Der Vorstoß der Nationalisten hat Tausende Charkower wütend gemacht, und sie begannen spontan, sich zu sammeln um das, was ihnen wichtig ist, zu schützen. Ihre Wut wuchs von Tag zu Tag, als immer klarer wurde, was die neuen Machthaber mit dem russischen Teil der Ukraine vorhaben – die Errichtung eines nationalistischen Apartheidstaates im Status einer EU-Kolonie und eines gegen Russland gerichteten NATO-Brückenkopfes: Die Entrechtung der Russischsprachigen war der erste Beschuss der Putschisten.
Die Wut entlud sich schließlich in der Erstürmung der besetzten Gebietsverwaltung. Die Nationalisten wurden von mit Stöcken bewaffneten prorussischen Aktivisten gefasst und durch einen sogenannten Korridor der Schande geführt. Die kurzzeitige Lynchstimmung der Menge ist schließlich Freude und Jubel gewichen. Viele haben die russischen Fahnen geschwenkt. Auch auf dem Dach des Gebäudes wurde die russische Fahne aufgepflanzt. Die Polizei hinderte die Leute nicht daran, denn die Macht in Charkow war, wie an diesen Tagen auch sonst vielerorts im Südosten, im Schwebezustand. So ging es in Charkow weiter, bis wenige Wochen später die Volksrepublik Charkow ausgerufen wurde.
Doch in Charkow scheiterte sie. Dort waren die Machtverhältnisse in der Stadt etwas anders als in den benachbarten Gebieten Donezk und Lugansk. Anfang April wurde über das weitere Schicksal dieser Städte endgültig entschieden. In der Nacht zum 7. April wurde in Lugansk eine Gruppe prorussischer Aktivisten vom ukrainischen Inlandsgeheimdienst SBU verhaftet. Am selben Tag stürmten einfache Einwohner der Stadt das SBU-Gebäude, und die Aktivisten wurden befreit. Ein Nebeneffekt der Erstürmung: Das prall gefüllte Waffenarsenal mit Feuerwaffen wurde erbeutet. Von diesem Moment an war der Aufstand bewaffnet. Den Kern der künftigen Volkswehr bildeten Ex-Marinesoldaten, in ihrem zivilen Leben Kleinunternehmer, Bergleute und Arbeiter.
Der Funke sprang noch am selben Tag auf Donezk über, wo am 7. April die Volksrepublik Donezk ausgerufen wurde. Zu diesem Zeitpunkt war die Gebietsverwaltung schon längst unter Kontrolle der Aktivisten. Ähnliche Prozesse liefen in anderen Donbass-Städten ab – in Slawjask, Kramatorsk oder Mariupol. Am 7. April befahl der Interimspräsident der Putschisten Alexander Turtschinow den Beginn des Militäreinsatzes gegen die Aufständischen, der unter den euphemistischen Begriff "Antiterroroperation" gefasst wurde.

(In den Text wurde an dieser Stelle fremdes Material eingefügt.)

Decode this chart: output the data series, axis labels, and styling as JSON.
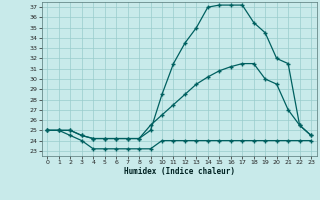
{
  "xlabel": "Humidex (Indice chaleur)",
  "xlim": [
    -0.5,
    23.5
  ],
  "ylim": [
    22.5,
    37.5
  ],
  "xticks": [
    0,
    1,
    2,
    3,
    4,
    5,
    6,
    7,
    8,
    9,
    10,
    11,
    12,
    13,
    14,
    15,
    16,
    17,
    18,
    19,
    20,
    21,
    22,
    23
  ],
  "yticks": [
    23,
    24,
    25,
    26,
    27,
    28,
    29,
    30,
    31,
    32,
    33,
    34,
    35,
    36,
    37
  ],
  "bg_color": "#c8eaea",
  "line_color": "#006060",
  "grid_color": "#99cccc",
  "curve1_x": [
    0,
    1,
    2,
    3,
    4,
    5,
    6,
    7,
    8,
    9,
    10,
    11,
    12,
    13,
    14,
    15,
    16,
    17,
    18,
    19,
    20,
    21,
    22,
    23
  ],
  "curve1_y": [
    25.0,
    25.0,
    24.5,
    24.0,
    23.2,
    23.2,
    23.2,
    23.2,
    23.2,
    23.2,
    24.0,
    24.0,
    24.0,
    24.0,
    24.0,
    24.0,
    24.0,
    24.0,
    24.0,
    24.0,
    24.0,
    24.0,
    24.0,
    24.0
  ],
  "curve2_x": [
    0,
    1,
    2,
    3,
    4,
    5,
    6,
    7,
    8,
    9,
    10,
    11,
    12,
    13,
    14,
    15,
    16,
    17,
    18,
    19,
    20,
    21,
    22,
    23
  ],
  "curve2_y": [
    25.0,
    25.0,
    25.0,
    24.5,
    24.2,
    24.2,
    24.2,
    24.2,
    24.2,
    25.5,
    26.5,
    27.5,
    28.5,
    29.5,
    30.2,
    30.8,
    31.2,
    31.5,
    31.5,
    30.0,
    29.5,
    27.0,
    25.5,
    24.5
  ],
  "curve3_x": [
    0,
    1,
    2,
    3,
    4,
    5,
    6,
    7,
    8,
    9,
    10,
    11,
    12,
    13,
    14,
    15,
    16,
    17,
    18,
    19,
    20,
    21,
    22,
    23
  ],
  "curve3_y": [
    25.0,
    25.0,
    25.0,
    24.5,
    24.2,
    24.2,
    24.2,
    24.2,
    24.2,
    25.0,
    28.5,
    31.5,
    33.5,
    35.0,
    37.0,
    37.2,
    37.2,
    37.2,
    35.5,
    34.5,
    32.0,
    31.5,
    25.5,
    24.5
  ]
}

Die Rebellen, die zu diesem Zeitpunk niemanden getötet hatten, wurden vom Kiewer Regime zu Terroristen erklärt (ein späterer Versuch, DVR und LVR bei den UNO zu terroristischen Organisationen zu erklären, scheiterte). Die aggressiven Absichten der neuen Machthaber drückten sich entlarvend in deren überhöht martialischer Sprache aus.
Der Militäreinsatz gegen die Rebellion kam zunächst schleppend voran – Soldaten der regulären Armee wollten schlicht nicht gegen die eigenen Bürger kämpfen. Die Frauen stellten sich vor ihre Panzerfahrzeuge, Dutzende Soldaten liefen in den ersten Tagen zur Volkswehr über. Dann schlug die Stunde der nationalistischen Bataillone – unter der Obhut des neuen Innenministers Arsen Awakow zusammengestellt und von ukrainischen Oligarchen bezahlt. Sie sollten die Kampfmoral der Truppen im Kampf gegen den aufständischen Donbass stärken. Schließlich gelang es den neuen Machthabern, die Flamme des Bürgerkrieges zu entfachen.
Zu diesem Moment war die Krim schon russisch. Den Donbass-Rebellen hat der Kreml dagegen seine politische Unterstützung verwehrt. Er wollte die Ukraine nicht in Stücke reißen und Frieden sowie Diplomatie eine Chance geben.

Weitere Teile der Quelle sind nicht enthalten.